Quizás lo de Connolly conmigo tenga arreglo (espero leer algún día su novela sobre su ídolo, que también es el mío, Stan Laurel), pero hoy por hoy necesitaba un clavo que me quitara el de Connolly. Lo encontré en la misma editorial (Tusquets) con el delicioso volumen de relatos pospandemia Cuarentena, de Petros Márkaris (dos de ellos protagonizados por el comisario Jaritos), en el que también se incluye una hermosa rememoración autobiográfica de la isla de Jalki, donde pasó épocas de su infancia y juventud. La traducción, notable, se debe a la pintora, ilustradora y traductora (ojo al nombre) Ersi Marina Samará Spiliotopulu. De modo que, una vez más, un clavo me quitó la (relativa) decepción del otro.

3. 1922

Me pregunto cómo recordarán 2022 en 2122, suponiendo que todavía entonces quede gente.
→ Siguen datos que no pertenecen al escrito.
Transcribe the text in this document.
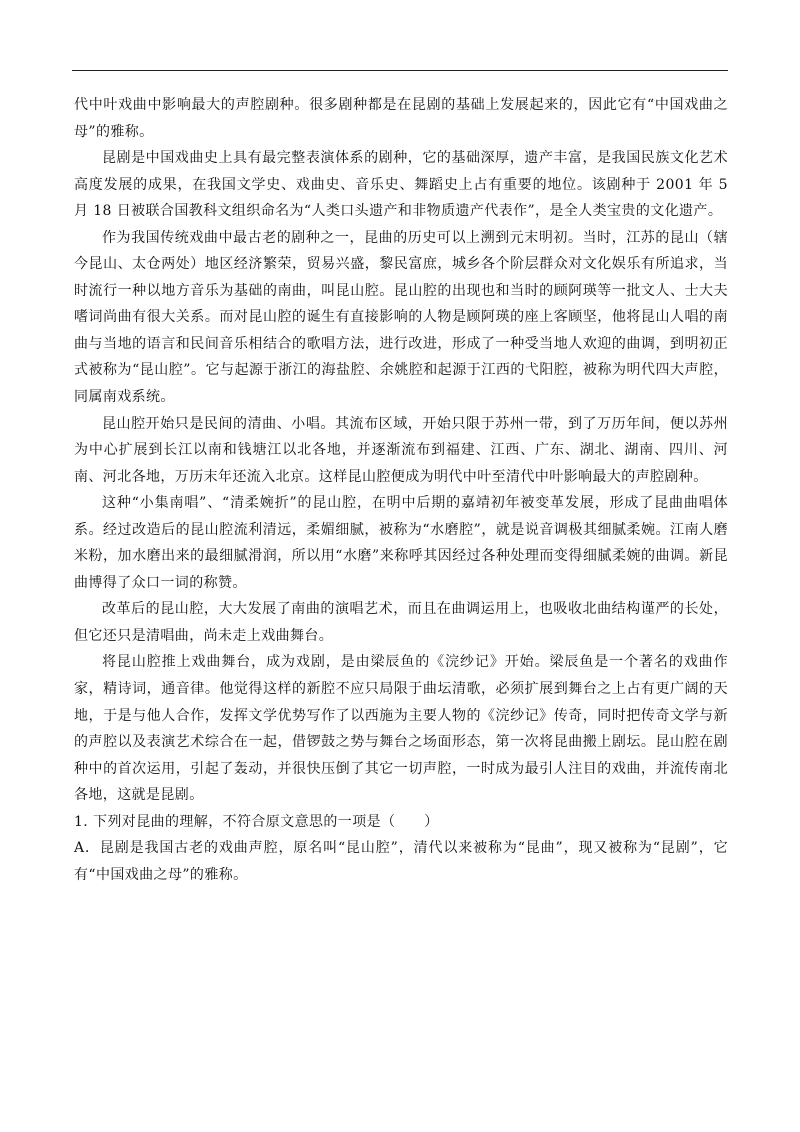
代中叶戏曲中影响最大的声腔剧种。很多剧种都是在昆剧的基础上发展起来的，因此它有“中国戏曲之母”的雅称。

昆剧是中国戏曲史上具有最完整表演体系的剧种，它的基础深厚，遗产丰富，是我国民族文化艺术高度发展的成果，在我国文学史、戏曲史、音乐史、舞蹈史上占有重要的地位。该剧种于 2001 年 5 月 18 日被联合国教科文组织命名为“人类口头遗产和非物质遗产代表作”，是全人类宝贵的文化遗产。

作为我国传统戏曲中最古老的剧种之一，昆曲的历史可以上溯到元末明初。当时，江苏的昆山（辖今昆山、太仓两处）地区经济繁荣，贸易兴盛，黎民富庶，城乡各个阶层群众对文化娱乐有所追求，当时流行一种以地方音乐为基础的南曲，叫昆山腔。昆山腔的出现也和当时的顾阿瑛等一批文人、士大夫嗜词尚曲有很大关系。而对昆山腔的诞生有直接影响的人物是顾阿瑛的座上客顾坚，他将昆山人唱的南曲与当地的语言和民间音乐相结合的歌唱方法，进行改进，形成了一种受当地人欢迎的曲调，到明初正式被称为“昆山腔”。它与起源于浙江的海盐腔、余姚腔和起源于江西的弋阳腔，被称为明代四大声腔，同属南戏系统。

昆山腔开始只是民间的清曲、小唱。其流布区域，开始只限于苏州一带，到了万历年间，便以苏州为中心扩展到长江以南和钱塘江以北各地，并逐渐流布到福建、江西、广东、湖北、湖南、四川、河南、河北各地，万历末年还流入北京。这样昆山腔便成为明代中叶至清代中叶影响最大的声腔剧种。

这种“小集南唱”、“清柔婉折”的昆山腔，在明中后期的嘉靖初年被变革发展，形成了昆曲曲唱体系。经过改造后的昆山腔流利清远，柔媚细腻，被称为“水磨腔”，就是说音调极其细腻柔婉。江南人磨米粉，加水磨出来的最细腻滑润，所以用“水磨”来称呼其因经过各种处理而变得细腻柔婉的曲调。新昆曲博得了众口一词的称赞。

改革后的昆山腔，大大发展了南曲的演唱艺术，而且在曲调运用上，也吸收北曲结构谨严的长处，但它还只是清唱曲，尚未走上戏曲舞台。

将昆山腔推上戏曲舞台，成为戏剧，是由梁辰鱼的《浣纱记》开始。梁辰鱼是一个著名的戏曲作家，精诗词，通音律。他觉得这样的新腔不应只局限于曲坛清歌，必须扩展到舞台之上占有更广阔的天地，于是与他人合作，发挥文学优势写作了以西施为主要人物的《浣纱记》传奇，同时把传奇文学与新的声腔以及表演艺术综合在一起，借锣鼓之势与舞台之场面形态，第一次将昆曲搬上剧坛。昆山腔在剧种中的首次运用，引起了轰动，并很快压倒了其它一切声腔，一时成为最引人注目的戏曲，并流传南北各地，这就是昆剧。

1. 下列对昆曲的理解，不符合原文意思的一项是（　　）

A．昆剧是我国古老的戏曲声腔，原名叫“昆山腔”，清代以来被称为“昆曲”，现又被称为“昆剧”，它有“中国戏曲之母”的雅称。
Quizás como el año de la tormenta perfecta, el primer año del final, el año en que todo cambió para siempre. Muy distinto, sin duda, a 1922: el año I de la nueva literatura según Pound, con Ulises (Joyce) abriéndolo y Tierra baldía (Eliot) cerrándolo. Antonio Rivero Taravillo ha escrito una hermosa novela que es un homenaje a aquel año, y se llama, simplemente, 1922 (Pre-Textos).